The primary goal is to evaluate and propose amendments to the 1992 Constitution to strengthen democracy, improve governance accountability, and protect fundamental human rights.
Why is the proposed limit on ministers considered weak?
It is considered weak because it includes a provision allowing the President to exceed the cap with simple parliamentary approval, which is easily achievable if the President’s party holds the majority.
Does the CRC Report recommend allowing dual citizenship for MPs?
Yes. The report recommends replacing “dual citizenship” with “multiple citizenship” and removing the disqualification for MPs, restricting the ban only to the President and Vice President.
What are the concerns regarding the Right to Housing?
While the right is positive, concerns include potential increased rural-urban migration leading to slums, lack of post-service housing for officials, and the heavy financial burden on the state.
Conclusion
The Constitutional Review Committee Report represents a significant and ambitious effort to refine Ghana’s governance architecture. Proposals regarding disability rights, mineral revenue sharing, and electoral inclusivity are particularly strong. However, for the reforms to be enduring, they must be free of contradictions and loopholes.
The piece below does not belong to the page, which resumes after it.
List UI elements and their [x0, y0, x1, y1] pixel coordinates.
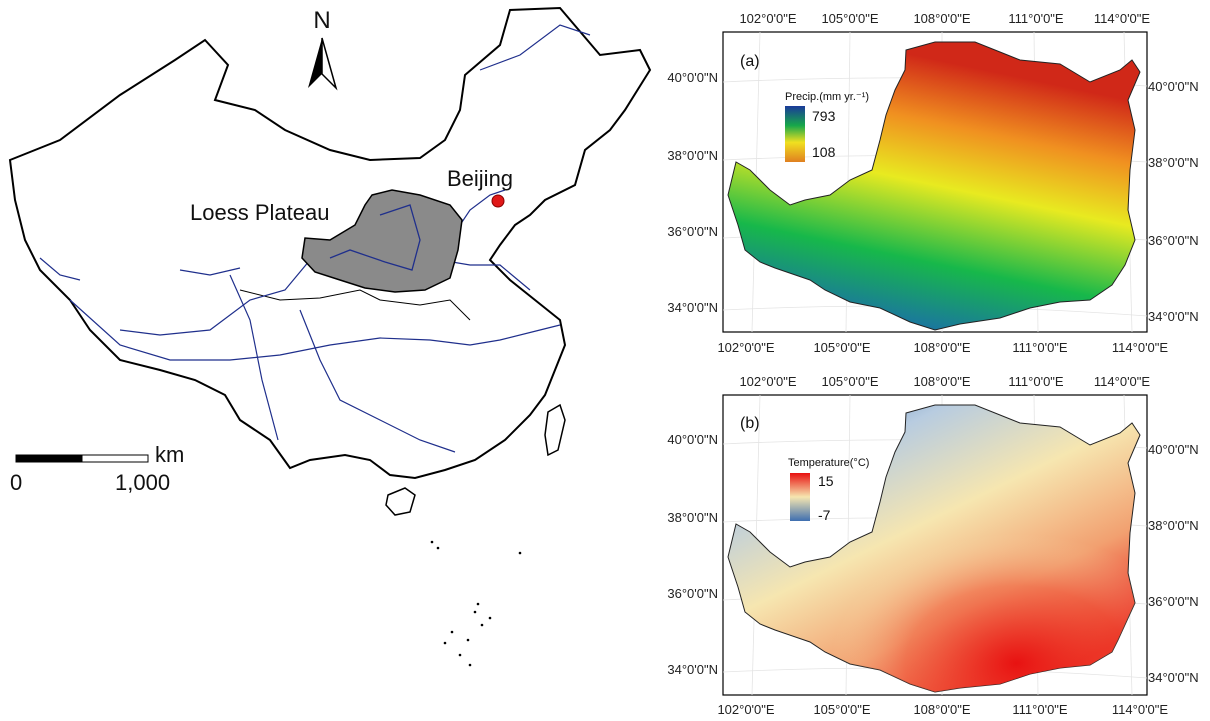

The discrepancies in presidential accountability, the weak enforcement mechanism for ministerial caps, and the lack of funding clarity for MP engagements require careful refinement. As Plato suggested, the laws must order society toward the common good. If Ghana is to build a resilient and just constitutional framework, the path forward requires discernment, restraint, and a commitment to closing loopholes that allow power to evade accountability.